Dive Brief:
- Removing barriers to wholesale market entry for advanced energy resources like storage could help to grow their U.S. revenues up to $65 billion, according to new research.
- Updating market rules to enable these resources to fully compete would result in "gigawatts of energy and billions of dollars in investment," Advanced Energy Economy (AEE) concluded.
- AEE's newly-released paper points out existing rules that prevent distributed energy resource (DER) participation in wholesale markets, and says the Federal Energy Regulatory Commission must promulgate rules allowing all DERs that can be aggregated to participate in RTO and ISO markets.
Dive Insight:
FERC has been working for years to bring distributed energy resources into wholesale markets and in 2018 directed grid operators to create tariffs for storage market participation that allow the resource to provide multiple electricity market services. Then last month, the regulator asked regional grid operators for more information on how they plan to implement that order.

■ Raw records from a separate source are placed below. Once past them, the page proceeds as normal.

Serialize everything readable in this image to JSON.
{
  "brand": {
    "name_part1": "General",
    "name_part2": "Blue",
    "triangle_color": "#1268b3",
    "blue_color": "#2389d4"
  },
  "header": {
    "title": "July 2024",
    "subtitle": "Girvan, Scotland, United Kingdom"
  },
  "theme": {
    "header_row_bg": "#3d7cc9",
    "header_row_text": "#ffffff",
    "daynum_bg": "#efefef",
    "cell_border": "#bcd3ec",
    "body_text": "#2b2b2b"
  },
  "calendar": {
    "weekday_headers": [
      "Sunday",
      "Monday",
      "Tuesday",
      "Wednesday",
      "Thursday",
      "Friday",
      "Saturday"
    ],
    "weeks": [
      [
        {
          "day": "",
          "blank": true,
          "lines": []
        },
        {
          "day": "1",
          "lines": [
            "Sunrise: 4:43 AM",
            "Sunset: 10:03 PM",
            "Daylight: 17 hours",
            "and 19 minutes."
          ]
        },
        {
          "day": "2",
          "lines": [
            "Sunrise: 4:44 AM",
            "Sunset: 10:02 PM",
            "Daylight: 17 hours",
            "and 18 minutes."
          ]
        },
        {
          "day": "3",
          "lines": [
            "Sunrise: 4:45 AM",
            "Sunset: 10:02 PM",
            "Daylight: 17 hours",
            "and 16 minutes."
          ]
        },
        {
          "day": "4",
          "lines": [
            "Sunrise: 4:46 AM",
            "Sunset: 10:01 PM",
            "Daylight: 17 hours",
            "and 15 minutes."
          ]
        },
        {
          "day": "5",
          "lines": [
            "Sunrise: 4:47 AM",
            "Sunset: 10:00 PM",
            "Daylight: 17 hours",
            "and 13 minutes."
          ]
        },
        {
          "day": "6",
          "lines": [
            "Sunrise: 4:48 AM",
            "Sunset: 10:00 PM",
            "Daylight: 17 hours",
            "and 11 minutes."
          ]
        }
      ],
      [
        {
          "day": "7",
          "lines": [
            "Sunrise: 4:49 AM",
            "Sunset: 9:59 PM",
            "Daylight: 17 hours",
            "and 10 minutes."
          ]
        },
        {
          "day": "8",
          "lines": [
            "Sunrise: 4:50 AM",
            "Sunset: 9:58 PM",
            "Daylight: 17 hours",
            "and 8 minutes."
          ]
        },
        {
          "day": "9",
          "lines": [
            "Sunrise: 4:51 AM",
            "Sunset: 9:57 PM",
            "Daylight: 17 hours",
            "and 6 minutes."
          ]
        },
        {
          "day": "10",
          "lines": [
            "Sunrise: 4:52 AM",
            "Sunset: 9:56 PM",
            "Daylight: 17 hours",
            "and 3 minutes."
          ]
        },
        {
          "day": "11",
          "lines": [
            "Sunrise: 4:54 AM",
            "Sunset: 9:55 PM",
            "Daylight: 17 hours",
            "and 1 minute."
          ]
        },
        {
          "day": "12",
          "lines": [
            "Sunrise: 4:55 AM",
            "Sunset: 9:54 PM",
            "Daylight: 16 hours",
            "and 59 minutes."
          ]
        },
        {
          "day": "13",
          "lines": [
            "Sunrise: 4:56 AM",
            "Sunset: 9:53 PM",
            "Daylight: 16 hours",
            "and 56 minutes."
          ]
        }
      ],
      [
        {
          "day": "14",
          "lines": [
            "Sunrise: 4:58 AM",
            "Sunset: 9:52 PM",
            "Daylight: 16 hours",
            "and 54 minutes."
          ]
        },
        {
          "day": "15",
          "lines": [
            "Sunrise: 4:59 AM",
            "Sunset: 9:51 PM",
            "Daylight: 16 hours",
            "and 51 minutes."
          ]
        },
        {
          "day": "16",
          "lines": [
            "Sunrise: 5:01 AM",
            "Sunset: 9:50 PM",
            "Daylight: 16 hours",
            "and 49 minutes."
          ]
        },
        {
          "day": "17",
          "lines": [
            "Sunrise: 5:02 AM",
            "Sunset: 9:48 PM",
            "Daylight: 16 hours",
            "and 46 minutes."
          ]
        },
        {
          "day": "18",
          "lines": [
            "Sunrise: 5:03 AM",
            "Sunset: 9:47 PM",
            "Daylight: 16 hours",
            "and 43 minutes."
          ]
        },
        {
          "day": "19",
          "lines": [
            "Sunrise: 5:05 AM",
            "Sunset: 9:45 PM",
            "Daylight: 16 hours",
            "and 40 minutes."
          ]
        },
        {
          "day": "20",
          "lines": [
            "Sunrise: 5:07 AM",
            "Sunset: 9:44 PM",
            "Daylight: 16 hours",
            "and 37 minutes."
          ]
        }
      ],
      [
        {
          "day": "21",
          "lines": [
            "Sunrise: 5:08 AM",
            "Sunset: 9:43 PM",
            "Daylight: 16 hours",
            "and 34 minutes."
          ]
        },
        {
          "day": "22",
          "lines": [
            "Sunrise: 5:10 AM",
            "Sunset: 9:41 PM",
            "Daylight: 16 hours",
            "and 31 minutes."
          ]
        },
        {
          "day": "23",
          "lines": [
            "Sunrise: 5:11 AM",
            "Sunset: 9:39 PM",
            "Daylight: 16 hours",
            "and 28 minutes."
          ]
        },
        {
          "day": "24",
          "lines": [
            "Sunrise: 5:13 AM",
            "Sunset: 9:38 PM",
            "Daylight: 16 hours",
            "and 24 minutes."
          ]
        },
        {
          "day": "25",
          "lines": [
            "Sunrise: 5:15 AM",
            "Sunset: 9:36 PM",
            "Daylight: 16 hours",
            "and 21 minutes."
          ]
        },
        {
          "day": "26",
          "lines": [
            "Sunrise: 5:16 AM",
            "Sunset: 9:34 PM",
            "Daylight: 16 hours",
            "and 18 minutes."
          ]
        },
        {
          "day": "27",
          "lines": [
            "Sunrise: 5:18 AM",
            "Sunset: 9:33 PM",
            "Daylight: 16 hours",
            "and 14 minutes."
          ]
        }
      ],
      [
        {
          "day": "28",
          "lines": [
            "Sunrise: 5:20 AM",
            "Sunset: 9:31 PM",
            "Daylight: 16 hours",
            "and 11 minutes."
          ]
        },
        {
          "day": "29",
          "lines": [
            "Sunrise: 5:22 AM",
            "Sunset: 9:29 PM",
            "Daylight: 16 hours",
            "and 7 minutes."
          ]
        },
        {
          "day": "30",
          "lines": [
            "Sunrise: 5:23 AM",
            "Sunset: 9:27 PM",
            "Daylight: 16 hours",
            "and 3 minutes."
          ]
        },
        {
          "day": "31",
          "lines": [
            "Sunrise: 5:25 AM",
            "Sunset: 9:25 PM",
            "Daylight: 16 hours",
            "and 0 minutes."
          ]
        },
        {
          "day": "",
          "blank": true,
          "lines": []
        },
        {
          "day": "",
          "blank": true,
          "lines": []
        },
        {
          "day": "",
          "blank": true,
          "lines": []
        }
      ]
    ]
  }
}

While some advanced energy resources, like demand response, efficiency and renewables, have gained increasing market share, AEE said others, "including storage and other distributed energy resources, look to break into these markets."
"Even though some advanced energy resources have gained increasing market share in wholesale markets, numerous advanced energy technologies and services still encounter regulatory barriers that prevent them from competing fully in the electricity marketplace," AEE Managing Director Jeff Dennis said in a statement.
AEE told Utility Dive it "estimated the total wholesale market opportunity that advanced energy technologies could reasonably capture over time with market rules that allow their full competition in wholesale markets. This yielded a projected expanded market opportunity through 2040, which translates to $65 billion in present value."
According to the report, barriers include:
- not adequately accounting for the unique attributes of storage;
- grid interconnection obstacles for renewable energy technologies, particularly those paired with storage;
- limiting or prohibiting the participation of energy efficiency resources in PJM's capacity market; and
- requiring distributed energy resources to "provide real-time information to regulators similar to generators ... [which] can be prohibitively expensive and unnecessary."
If these resources were allowed to fully participate, Dennis said it "would result in gigawatts of energy and billions of dollars in investment, and would facilitate the retirement of older, less efficient, higher polluting resources that drive up electricity bills."
There have been successes. AEE's paper, "Wholesale Market Barriers to Advanced Energy – And How to Remove Them," points to eight examples where barriers to entry were removed — such as FERC rules allowing demand response to participate in wholesale markets.
Last year, the United States demand response market reached $5.19 billion, up 18.9% over 2017 revenues.
On the flip side, AEE's paper concludes current RTO and ISO market rules "do not always accommodate the provision of services by aggregated DERs," and called for regional operators to pass "technology-neutral market rules that eliminate barriers to aggregated DERs providing both wholesale and retail services."
A previous version of this story misrepresented the potential growth for advanced technology revenues if market barriers are removed. It is $65 billion in present value.